Monday, November 16, 2009

See. Think. Do.

Not too long ago, a friend and I discussed how to write fictional scenes. I came up with a succinct way to explain how I do it and she encouraged me to share, so here goes:

Characters see things, think things, and do things. Sounds easy, right?

Let me break it down:

See – This is where the movie plays within my mind. The imagination wanders and I begin to construct the setting. At this point, the only sense I’m using is sight. I can see the room, the way light filters through dusty eaves, and the way a person’s face shadows. Light is huge for me. Maybe because I’m obsessed with interior design, but I always have to know how things are lit.

Think – This is what I call, “The Flourish”. Here's where you get to dive into characters’ brains. In my latest project, I’m writing from the 1st person past perspective. I can really delve into why my MC wants something and how she feels about external stimuli. Now the other senses become paramount. For example, how the air smells of rain or how the wind whistles through the trees and how it reminds her of her childhood, first date, etc. She can touch things and taste things. All the while, I’m keeping in mind motivation. The same is true for the other characters, but I can only write down things from her vantage point. There’s a different balance with 3rd person POV, but living inside the head of every character crosses all POVs.
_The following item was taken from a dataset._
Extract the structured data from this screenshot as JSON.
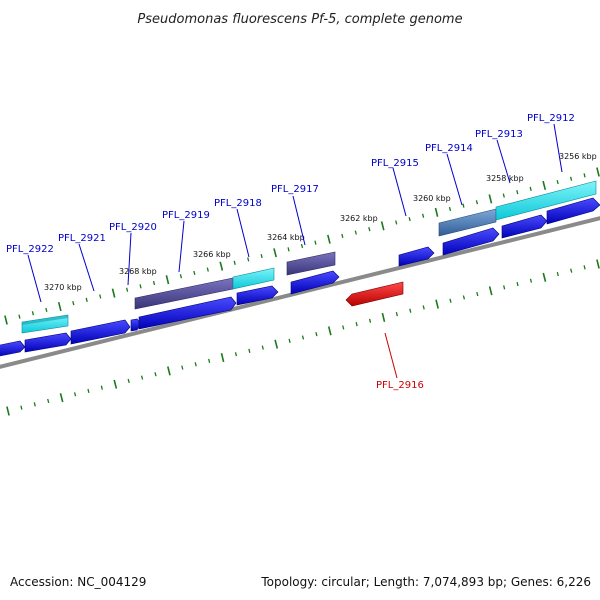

Do – Characters say things and they move around to do what they’re compelled to do. It’s pretty straightforward. A woman can pick up a sword and swing it at her cheating husband. A man can smile and fire a gun. Someone might say a snappy line while they fry in the electric chair. Sorry for the violence, but it’s more fun than listing what people eat or fiddle with. Using what you know from their thoughts, you can create their actions.

I’m sure you have your own theories. Of course, this isn’t the only method for scene construction nor does it have anything to do with developing plot. Plot is its own animal and I would strongly recommend James Scott Bell’s Plot & Structure.

Also, for the record, I do not in any way feel I’m an expert. I just love going to writer blogs and learning something new or at least seeing something in a cool new light.

There are so many parts to the puzzle. I hope this post can give you one small piece. Maybe just an unimportant one from the edge.

Be sure to tell me what you think. I’d love to read your methods and learn from you.

1 comment:

  1. This is a cool post, Hilary. I've never really thought about how I put a scene together. It's good to hear how others think about it.